Magnolia Brass Band Festival

Magnolia Brass Band Official Poster

A John Philip Sousa Outdoor Band Concert

Date: March 24, 2018
Location: Spindletop/Gladys City Boomtown Museum at Lamar University

Admission is free! The concert will begin at 2:30 and should last until about 4:00. Food and drinks available for purchase.
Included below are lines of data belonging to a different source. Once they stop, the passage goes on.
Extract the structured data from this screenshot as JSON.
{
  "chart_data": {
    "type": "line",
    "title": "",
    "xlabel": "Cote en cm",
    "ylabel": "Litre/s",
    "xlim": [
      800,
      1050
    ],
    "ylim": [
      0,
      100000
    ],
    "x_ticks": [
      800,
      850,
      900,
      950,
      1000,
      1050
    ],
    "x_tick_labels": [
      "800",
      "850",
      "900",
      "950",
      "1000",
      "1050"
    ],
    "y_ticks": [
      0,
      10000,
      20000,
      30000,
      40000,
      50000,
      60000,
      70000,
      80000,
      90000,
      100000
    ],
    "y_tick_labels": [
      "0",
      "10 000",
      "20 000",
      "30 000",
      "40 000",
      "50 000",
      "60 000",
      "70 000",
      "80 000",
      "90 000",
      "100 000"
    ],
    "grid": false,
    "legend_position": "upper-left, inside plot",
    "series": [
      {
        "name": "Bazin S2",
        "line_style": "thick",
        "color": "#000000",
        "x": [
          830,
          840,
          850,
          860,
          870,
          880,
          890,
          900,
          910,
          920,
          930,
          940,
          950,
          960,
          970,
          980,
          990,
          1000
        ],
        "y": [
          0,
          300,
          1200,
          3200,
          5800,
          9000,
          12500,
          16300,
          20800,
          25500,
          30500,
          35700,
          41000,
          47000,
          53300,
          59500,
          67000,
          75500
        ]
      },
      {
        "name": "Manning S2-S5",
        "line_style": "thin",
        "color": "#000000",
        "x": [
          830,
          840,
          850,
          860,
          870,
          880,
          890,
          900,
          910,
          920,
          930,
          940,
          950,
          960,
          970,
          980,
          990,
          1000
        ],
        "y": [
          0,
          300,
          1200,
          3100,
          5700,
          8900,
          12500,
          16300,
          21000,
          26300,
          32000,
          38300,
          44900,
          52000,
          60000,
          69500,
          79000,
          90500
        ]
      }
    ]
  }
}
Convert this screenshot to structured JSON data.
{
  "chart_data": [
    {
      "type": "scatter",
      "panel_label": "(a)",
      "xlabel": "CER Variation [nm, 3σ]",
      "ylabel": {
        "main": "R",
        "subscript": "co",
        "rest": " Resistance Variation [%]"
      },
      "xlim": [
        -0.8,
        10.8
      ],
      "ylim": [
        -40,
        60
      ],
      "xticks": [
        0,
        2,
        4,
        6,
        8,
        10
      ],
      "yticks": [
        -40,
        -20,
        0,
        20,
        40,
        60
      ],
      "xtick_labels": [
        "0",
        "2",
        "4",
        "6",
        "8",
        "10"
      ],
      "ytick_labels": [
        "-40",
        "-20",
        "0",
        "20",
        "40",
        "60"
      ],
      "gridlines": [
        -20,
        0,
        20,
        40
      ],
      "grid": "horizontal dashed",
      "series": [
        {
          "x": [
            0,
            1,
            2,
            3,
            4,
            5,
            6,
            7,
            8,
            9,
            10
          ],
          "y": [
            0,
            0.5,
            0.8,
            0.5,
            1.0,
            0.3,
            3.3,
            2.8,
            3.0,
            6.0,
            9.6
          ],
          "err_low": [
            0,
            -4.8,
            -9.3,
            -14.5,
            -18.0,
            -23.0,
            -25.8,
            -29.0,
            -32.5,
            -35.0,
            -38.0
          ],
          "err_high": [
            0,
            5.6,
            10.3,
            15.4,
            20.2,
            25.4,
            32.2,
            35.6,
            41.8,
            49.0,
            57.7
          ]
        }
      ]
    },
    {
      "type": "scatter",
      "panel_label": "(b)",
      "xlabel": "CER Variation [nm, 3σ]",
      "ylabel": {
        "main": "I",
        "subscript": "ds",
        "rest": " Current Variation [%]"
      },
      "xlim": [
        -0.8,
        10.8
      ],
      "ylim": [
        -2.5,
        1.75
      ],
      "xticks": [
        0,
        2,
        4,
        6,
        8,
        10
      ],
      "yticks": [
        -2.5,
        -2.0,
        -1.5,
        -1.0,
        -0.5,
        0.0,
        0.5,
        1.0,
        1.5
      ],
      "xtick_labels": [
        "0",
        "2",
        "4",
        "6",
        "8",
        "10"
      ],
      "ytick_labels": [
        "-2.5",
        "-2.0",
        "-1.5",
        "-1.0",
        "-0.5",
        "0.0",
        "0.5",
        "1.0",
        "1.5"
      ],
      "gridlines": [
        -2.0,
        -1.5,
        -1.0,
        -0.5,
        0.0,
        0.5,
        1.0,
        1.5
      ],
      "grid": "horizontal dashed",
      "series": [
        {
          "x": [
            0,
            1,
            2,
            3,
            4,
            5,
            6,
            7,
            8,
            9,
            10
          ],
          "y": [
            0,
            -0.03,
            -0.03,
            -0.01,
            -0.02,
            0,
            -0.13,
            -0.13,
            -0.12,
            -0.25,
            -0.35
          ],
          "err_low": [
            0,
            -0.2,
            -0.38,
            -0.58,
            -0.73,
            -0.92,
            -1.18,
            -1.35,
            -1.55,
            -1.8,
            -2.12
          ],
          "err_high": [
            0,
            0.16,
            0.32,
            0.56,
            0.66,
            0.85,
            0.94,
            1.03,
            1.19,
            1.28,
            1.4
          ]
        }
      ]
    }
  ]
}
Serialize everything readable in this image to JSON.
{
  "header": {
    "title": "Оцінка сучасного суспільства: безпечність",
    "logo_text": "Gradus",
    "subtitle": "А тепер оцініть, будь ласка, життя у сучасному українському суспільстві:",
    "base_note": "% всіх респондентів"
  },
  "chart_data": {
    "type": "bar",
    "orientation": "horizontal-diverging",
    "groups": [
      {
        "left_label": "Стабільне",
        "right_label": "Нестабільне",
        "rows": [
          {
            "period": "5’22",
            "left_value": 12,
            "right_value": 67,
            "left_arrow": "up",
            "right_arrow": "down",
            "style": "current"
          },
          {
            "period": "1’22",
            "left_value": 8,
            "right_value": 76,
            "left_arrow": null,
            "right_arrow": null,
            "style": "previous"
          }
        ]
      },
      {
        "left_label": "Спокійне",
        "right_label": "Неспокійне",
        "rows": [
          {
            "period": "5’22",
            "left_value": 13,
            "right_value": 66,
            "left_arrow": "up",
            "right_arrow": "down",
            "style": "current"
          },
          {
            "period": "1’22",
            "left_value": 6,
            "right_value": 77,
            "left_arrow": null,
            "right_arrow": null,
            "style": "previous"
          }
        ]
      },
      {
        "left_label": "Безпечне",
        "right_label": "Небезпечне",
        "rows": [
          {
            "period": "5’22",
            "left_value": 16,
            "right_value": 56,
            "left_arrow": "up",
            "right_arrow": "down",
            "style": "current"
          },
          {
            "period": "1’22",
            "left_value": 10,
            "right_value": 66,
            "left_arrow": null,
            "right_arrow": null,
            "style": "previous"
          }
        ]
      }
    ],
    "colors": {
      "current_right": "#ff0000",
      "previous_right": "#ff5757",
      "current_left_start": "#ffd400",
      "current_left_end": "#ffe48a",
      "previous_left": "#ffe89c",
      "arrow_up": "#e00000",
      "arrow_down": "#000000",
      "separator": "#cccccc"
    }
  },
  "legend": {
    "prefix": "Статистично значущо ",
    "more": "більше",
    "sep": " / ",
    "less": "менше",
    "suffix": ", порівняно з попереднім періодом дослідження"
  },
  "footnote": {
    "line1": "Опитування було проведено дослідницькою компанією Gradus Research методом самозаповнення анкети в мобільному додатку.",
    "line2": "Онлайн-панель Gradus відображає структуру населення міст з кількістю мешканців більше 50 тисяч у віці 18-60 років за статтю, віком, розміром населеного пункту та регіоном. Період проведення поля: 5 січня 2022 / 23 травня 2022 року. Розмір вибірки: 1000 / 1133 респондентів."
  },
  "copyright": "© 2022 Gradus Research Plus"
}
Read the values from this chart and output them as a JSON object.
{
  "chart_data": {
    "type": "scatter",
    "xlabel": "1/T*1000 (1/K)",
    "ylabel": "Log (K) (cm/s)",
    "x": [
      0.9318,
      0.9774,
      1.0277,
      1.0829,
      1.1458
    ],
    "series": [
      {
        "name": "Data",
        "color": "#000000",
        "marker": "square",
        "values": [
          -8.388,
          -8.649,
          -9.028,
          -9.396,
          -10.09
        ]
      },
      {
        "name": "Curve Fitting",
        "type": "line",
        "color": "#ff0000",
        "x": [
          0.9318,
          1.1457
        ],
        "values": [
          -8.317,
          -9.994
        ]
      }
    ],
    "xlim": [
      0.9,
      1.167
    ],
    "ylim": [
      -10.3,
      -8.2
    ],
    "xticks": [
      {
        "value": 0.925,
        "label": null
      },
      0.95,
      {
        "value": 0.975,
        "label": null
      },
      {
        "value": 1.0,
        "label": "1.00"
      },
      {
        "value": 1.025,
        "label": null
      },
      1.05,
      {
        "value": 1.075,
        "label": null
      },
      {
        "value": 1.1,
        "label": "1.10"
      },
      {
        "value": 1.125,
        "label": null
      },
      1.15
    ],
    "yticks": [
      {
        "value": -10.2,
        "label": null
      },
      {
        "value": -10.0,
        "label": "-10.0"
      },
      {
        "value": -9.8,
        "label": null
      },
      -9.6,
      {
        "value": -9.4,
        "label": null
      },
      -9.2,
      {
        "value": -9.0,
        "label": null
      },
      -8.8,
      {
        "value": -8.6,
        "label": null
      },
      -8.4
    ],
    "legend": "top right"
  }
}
For more information, contact Bryan Proksch at bproksch@lamar.edu.

 

Bring your lawn chairs and picnic baskets and join the Lamar University Bands and the Orange Community Band of Southeast Texas for an outdoor afternoon band festival commemorating the “March King” John Philip Sousa’s four Beaumont visits in 1906, 1919, 1924, and 1928.

 Sousa with Harry Cloud

Example 1: John Philip Sousa (left) with Harry Cloud (right) and the Magnolia Band at the Beaumont Bandstand in 1924, with Beaumont schoolchildren looking on for the lunchtime concert.

 

This concert will celebrate the music of the Magnolia Band, a local Beaumont band conducted by Harry Cloud (a dentist) and his Magnolia Refinery bandsmen (now a part of ExxonMobil) as conducted by Sousa in January 1924. At that time Lamar University was beginning its second semester (on land donated by Magnolia) and the Magnolia Band was nationally famous for playing the inaugural broadcast of KFDM (“For Dependable Magnoline”) on Beaumont’s first radio station!

 

Magnolia Refinery Band

Example 2: The Magnolia Band, proudly displaying the bass drum commemorating their performance on the inaugural transmission of KFDM, Beaumont’s first radio station, in 1924.

 

This afternoon festival will feature Lamar University’s top two concert bands (the Wind Ensemble and Symphonic Band) as well as the Orange Community Band of Southeast Texas (the successor to the Magnolia Band) playing music from America’s “Golden Age” while Beaumont was a booming oil town in the historical reproduction setting of the Spindletop Museum!

 

Cornet Part - Magnolia Blossom March

Example 3: The Magnolia Blossom March, written by Harry Cloud of Beaumont, to be played at the festival for the first time in a century!

 

The “Magnolia Blossom March,” written by Harry Cloud and published by the Magnolia Petroleum Corporation will be played next to Sousa’s great marches and other staples of the concert band literature. A historical exhibit will show items from the concerts. Food and fun will be provided in the Spindletop Saloon—including historical reenactors, the Spindletop Blacksmith, and (of course) members of the Lamar Music faculty singing and playing popular songs from the era such as the “Lucas Geyser March Song” celebrating Beaumont in all its glory!   

 

Lucas Gusher Song

Example 4: The “Lucas Geyser March Song” (1901) commemorating Beaumont, to be sung in the Spindletop Saloon by LU’s Debbie Greshner and Jacob Clark

 

This festival is being given in cooperation with Lamar University Bands, the LU Spindletop/Gladys City Boomtown Museum at Lamar University, the Tyrrell Historical Library, and the Orange Community Band of SETX. The concert has been generously funded by a grant from the Center for the History and Culture of Southeast Texas at Lamar University. The event has been organized by Bryan Proksch, the music historian at Lamar University.